UK: Competition watchdog to gain new post-Brexit powers

UK: Competition watchdog to gain new post-Brexit powers

The Competition and Markets Authority (CMA) is to be given new powers to fine companies that rip off customers, make misleading claims, or have unfair terms and conditions.

It is expected that Kwasi Kwarteng, business secretary, will announce the proposals next week to strengthen the CMA’s powers post-Brexit, FT reports.

The changes will allow the CMA to fine companies directly for breaches of consumer law without going to court.

The reforms follow calls by the former CMA chair Lord Andrew Tyrie for enhanced powers to protect consumers and allow for more efficient enforcement against companies.
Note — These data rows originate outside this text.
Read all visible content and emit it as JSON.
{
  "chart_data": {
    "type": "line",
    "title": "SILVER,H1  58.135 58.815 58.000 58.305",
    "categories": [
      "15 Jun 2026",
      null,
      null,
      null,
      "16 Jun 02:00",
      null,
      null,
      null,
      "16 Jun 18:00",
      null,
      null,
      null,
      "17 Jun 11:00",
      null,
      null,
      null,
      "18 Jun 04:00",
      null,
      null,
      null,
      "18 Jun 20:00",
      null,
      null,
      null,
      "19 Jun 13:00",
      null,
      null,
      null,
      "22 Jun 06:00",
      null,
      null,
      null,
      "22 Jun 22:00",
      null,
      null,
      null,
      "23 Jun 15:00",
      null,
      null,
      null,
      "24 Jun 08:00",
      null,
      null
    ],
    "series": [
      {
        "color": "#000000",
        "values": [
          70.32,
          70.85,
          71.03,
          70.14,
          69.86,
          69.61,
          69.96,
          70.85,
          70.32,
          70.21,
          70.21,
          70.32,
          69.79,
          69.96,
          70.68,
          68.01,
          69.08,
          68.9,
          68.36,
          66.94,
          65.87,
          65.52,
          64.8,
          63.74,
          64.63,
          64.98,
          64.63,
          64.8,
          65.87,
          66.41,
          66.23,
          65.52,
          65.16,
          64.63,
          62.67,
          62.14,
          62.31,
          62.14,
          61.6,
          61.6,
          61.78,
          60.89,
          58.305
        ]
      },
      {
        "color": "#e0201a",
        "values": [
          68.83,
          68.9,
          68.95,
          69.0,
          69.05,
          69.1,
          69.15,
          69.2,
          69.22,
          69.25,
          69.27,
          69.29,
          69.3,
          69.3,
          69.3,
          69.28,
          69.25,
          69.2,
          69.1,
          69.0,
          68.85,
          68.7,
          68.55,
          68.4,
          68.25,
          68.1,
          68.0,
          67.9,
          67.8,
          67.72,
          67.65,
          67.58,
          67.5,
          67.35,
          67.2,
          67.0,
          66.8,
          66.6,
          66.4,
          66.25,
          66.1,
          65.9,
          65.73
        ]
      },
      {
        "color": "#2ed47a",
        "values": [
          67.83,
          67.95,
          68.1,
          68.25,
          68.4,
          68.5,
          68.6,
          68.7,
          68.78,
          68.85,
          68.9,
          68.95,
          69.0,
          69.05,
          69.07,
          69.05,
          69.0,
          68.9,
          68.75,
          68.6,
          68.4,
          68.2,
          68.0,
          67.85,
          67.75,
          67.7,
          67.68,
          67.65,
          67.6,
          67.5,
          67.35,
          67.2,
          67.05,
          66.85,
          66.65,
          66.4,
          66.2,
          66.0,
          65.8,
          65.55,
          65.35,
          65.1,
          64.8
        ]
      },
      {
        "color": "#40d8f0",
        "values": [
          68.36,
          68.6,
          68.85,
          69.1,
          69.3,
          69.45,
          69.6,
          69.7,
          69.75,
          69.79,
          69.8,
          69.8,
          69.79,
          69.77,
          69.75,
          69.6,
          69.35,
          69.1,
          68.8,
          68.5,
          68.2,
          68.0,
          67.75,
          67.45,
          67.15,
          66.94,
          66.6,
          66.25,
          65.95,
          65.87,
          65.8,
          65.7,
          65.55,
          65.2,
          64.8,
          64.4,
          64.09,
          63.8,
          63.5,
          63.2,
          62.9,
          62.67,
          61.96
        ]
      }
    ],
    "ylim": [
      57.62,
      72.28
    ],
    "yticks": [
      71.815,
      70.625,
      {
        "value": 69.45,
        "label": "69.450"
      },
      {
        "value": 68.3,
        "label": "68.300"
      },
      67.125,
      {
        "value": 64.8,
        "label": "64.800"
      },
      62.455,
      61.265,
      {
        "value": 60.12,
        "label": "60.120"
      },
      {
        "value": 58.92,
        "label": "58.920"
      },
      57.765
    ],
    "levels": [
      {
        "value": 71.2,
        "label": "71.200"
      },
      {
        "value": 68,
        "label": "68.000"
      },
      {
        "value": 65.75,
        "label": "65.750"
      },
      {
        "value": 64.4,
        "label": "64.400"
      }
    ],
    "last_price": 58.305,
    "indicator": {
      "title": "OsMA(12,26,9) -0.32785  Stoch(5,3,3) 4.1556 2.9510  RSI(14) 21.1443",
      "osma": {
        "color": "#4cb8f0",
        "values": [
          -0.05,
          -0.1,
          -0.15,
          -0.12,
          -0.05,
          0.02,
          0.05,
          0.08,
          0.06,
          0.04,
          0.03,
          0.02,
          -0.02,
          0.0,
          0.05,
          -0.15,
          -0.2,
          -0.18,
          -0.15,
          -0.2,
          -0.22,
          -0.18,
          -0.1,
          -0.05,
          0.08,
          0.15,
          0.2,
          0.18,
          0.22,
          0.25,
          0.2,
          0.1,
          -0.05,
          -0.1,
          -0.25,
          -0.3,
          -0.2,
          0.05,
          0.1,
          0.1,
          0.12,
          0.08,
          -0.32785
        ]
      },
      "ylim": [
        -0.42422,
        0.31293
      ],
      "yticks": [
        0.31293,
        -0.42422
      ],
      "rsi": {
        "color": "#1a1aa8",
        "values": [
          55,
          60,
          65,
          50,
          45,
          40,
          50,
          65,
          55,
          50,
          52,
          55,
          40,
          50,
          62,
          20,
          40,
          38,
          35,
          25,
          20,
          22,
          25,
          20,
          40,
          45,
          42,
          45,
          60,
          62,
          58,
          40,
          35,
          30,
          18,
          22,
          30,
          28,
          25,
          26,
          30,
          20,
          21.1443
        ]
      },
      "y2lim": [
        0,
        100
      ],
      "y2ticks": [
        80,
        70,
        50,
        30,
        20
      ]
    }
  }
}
Under the new proposals, the CMA will be able to fine companies that breach consumer law as well as those that rip off its customers with misleading claims, unfair terms and conditions, or restrictive contacts.

The fines could be as much as 10 per cent of the company’s global turnover.

Companies will be offered the opportunity to make binding, voluntary commitments at any stage of the CMA’s investigations to speed up the process and lower costs.

Lord Andrew Tyrie said that “radical reform of consumer protection in the UK is long overdue”. He welcomed the proposals as marking what “could be a big step in the right direction” but added that the devil was in the detail.

He said: “These proposals were first developed over three years ago … and have been good to go in a detailed form for over two years.

“Only with the detailed proposals to hand can we assess how much the consumer will benefit, how soon and, above all, the depth of the commitment to cultural change at the top of the CMA and Whitehall required to make them effective.”

Under the new plans, smaller mergers, where each party’s turnover is less than £10 million, would be removed from the CMA’s merger control regime altogether.

The new changes also plan on protecting smaller, newer companies from “killer acquisitions”, where a large company takes over a rival before it can launch a new service or product.

Any company that fails to comply with CMA investigations may face fines of up to 5 per cent of annual turnover and additional daily penalties of up to 5 per cent of daily turnover while non-compliance continues.

A government official said: “We want a modernised competition watchdog that sets a gold standard worldwide.

“That means new sanctioning powers and faster processes to protect consumers and help small businesses thrive.”